Contexto do transporte no Rio

O sistema de ônibus do Rio transporta cerca de 2,5 milhões de passageiros por dia útil (Prefeitura do Rio, dados de 2025). Uma greve geral pararia a maior parte da frota, afetando principalmente a Zona Norte e a Baixada Fluminense.

Próximos passos

  • Quinta (24): nova assembleia dos rodoviários
  • Sexta (25): mediação no Tribunal Regional do Trabalho (TRT)
  • Segunda (28): possível início da greve, se não houver acordo

A rodoviários do Rio não chegam a acordo com patrões, mas ainda há chance de conciliação. O TRT convocou audiência de conciliação para sexta-feira (25).
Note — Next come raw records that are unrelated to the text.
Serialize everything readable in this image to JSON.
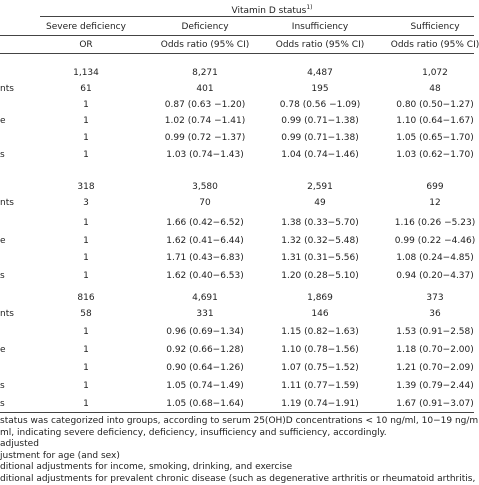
{
  "header": {
    "title": "Vitamin D status",
    "title_note": "1)",
    "columns": [
      "Severe deficiency",
      "Deficiency",
      "Insufficiency",
      "Sufficiency"
    ],
    "subcolumns": [
      "OR",
      "Odds ratio (95% CI)",
      "Odds ratio (95% CI)",
      "Odds ratio (95% CI)"
    ]
  },
  "table": {
    "sections": [
      {
        "rows": [
          {
            "cells": [
              "1,134",
              "8,271",
              "4,487",
              "1,072"
            ]
          },
          {
            "label": "nts",
            "cells": [
              "61",
              "401",
              "195",
              "48"
            ]
          },
          {
            "cells": [
              "1",
              "0.87 (0.63 −1.20)",
              "0.78 (0.56 −1.09)",
              "0.80 (0.50−1.27)"
            ]
          },
          {
            "label": "e",
            "cells": [
              "1",
              "1.02 (0.74 −1.41)",
              "0.99 (0.71−1.38)",
              "1.10 (0.64−1.67)"
            ]
          },
          {
            "cells": [
              "1",
              "0.99 (0.72 −1.37)",
              "0.99 (0.71−1.38)",
              "1.05 (0.65−1.70)"
            ]
          },
          {
            "label": "s",
            "cells": [
              "1",
              "1.03 (0.74−1.43)",
              "1.04 (0.74−1.46)",
              "1.03 (0.62−1.70)"
            ]
          }
        ]
      },
      {
        "rows": [
          {
            "cells": [
              "318",
              "3,580",
              "2,591",
              "699"
            ]
          },
          {
            "label": "nts",
            "cells": [
              "3",
              "70",
              "49",
              "12"
            ]
          },
          {
            "cells": [
              "1",
              "1.66 (0.42−6.52)",
              "1.38 (0.33−5.70)",
              "1.16 (0.26 −5.23)"
            ]
          },
          {
            "label": "e",
            "cells": [
              "1",
              "1.62 (0.41−6.44)",
              "1.32 (0.32−5.48)",
              "0.99 (0.22 −4.46)"
            ]
          },
          {
            "cells": [
              "1",
              "1.71 (0.43−6.83)",
              "1.31 (0.31−5.56)",
              "1.08 (0.24−4.85)"
            ]
          },
          {
            "label": "s",
            "cells": [
              "1",
              "1.62 (0.40−6.53)",
              "1.20 (0.28−5.10)",
              "0.94 (0.20−4.37)"
            ]
          }
        ]
      },
      {
        "rows": [
          {
            "cells": [
              "816",
              "4,691",
              "1,869",
              "373"
            ]
          },
          {
            "label": "nts",
            "cells": [
              "58",
              "331",
              "146",
              "36"
            ]
          },
          {
            "cells": [
              "1",
              "0.96 (0.69−1.34)",
              "1.15 (0.82−1.63)",
              "1.53 (0.91−2.58)"
            ]
          },
          {
            "label": "e",
            "cells": [
              "1",
              "0.92 (0.66−1.28)",
              "1.10 (0.78−1.56)",
              "1.18 (0.70−2.00)"
            ]
          },
          {
            "cells": [
              "1",
              "0.90 (0.64−1.26)",
              "1.07 (0.75−1.52)",
              "1.21 (0.70−2.09)"
            ]
          },
          {
            "label": "s",
            "cells": [
              "1",
              "1.05 (0.74−1.49)",
              "1.11 (0.77−1.59)",
              "1.39 (0.79−2.44)"
            ]
          },
          {
            "label": "s",
            "cells": [
              "1",
              "1.05 (0.68−1.64)",
              "1.19 (0.74−1.91)",
              "1.67 (0.91−3.07)"
            ]
          }
        ]
      }
    ]
  },
  "footnotes": [
    "status was categorized into groups, according to serum 25(OH)D concentrations < 10 ng/ml, 10−19 ng/m",
    "ml, indicating severe deficiency, deficiency, insufficiency and sufficiency, accordingly.",
    "adjusted",
    "justment for age (and sex)",
    "ditional adjustments for income, smoking, drinking, and exercise",
    "ditional adjustments for prevalent chronic disease (such as degenerative arthritis or rheumatoid arthritis,"
  ]
}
Se não houver avanço, a greve pode começar na segunda (28), às 0h.

Impacto na mobilidade

  • Ônibus: 80% da frota pode parar
  • BRT: linhas municipais podem ser afetadas
  • Metrô e trem: operam normalmente
  • Alternativas: aplicativos de transporte e bicicletas

Perguntas Frequentes

Quando a greve dos rodoviários do Rio começa?

A greve está prevista para começar na segunda-feira (28), se não houver acordo até sexta (25).

O que os rodoviários estão pedindo?

Reajuste salarial de 12%, vale-refeição de R$ 30, plano de saúde e fim da terceirização.

O que os patrões oferecem?

Reajuste de 5%, sem ganho real, e manutenção dos benefícios atuais.

Como saber se a greve vai acontecer?

Acompanhe as assembleias do Sintraturb e a mediação no TRT. A decisão final sai na sexta (25).

A greve afeta o BRT?

Sim, as linhas municipais de BRT operadas por empresas de ônibus podem ser paralisadas.

O que fazer se a greve começar?

Planeje rotas alternativas com metrô, trem ou aplicativos. Prefeitura pode reforçar frota de BRT.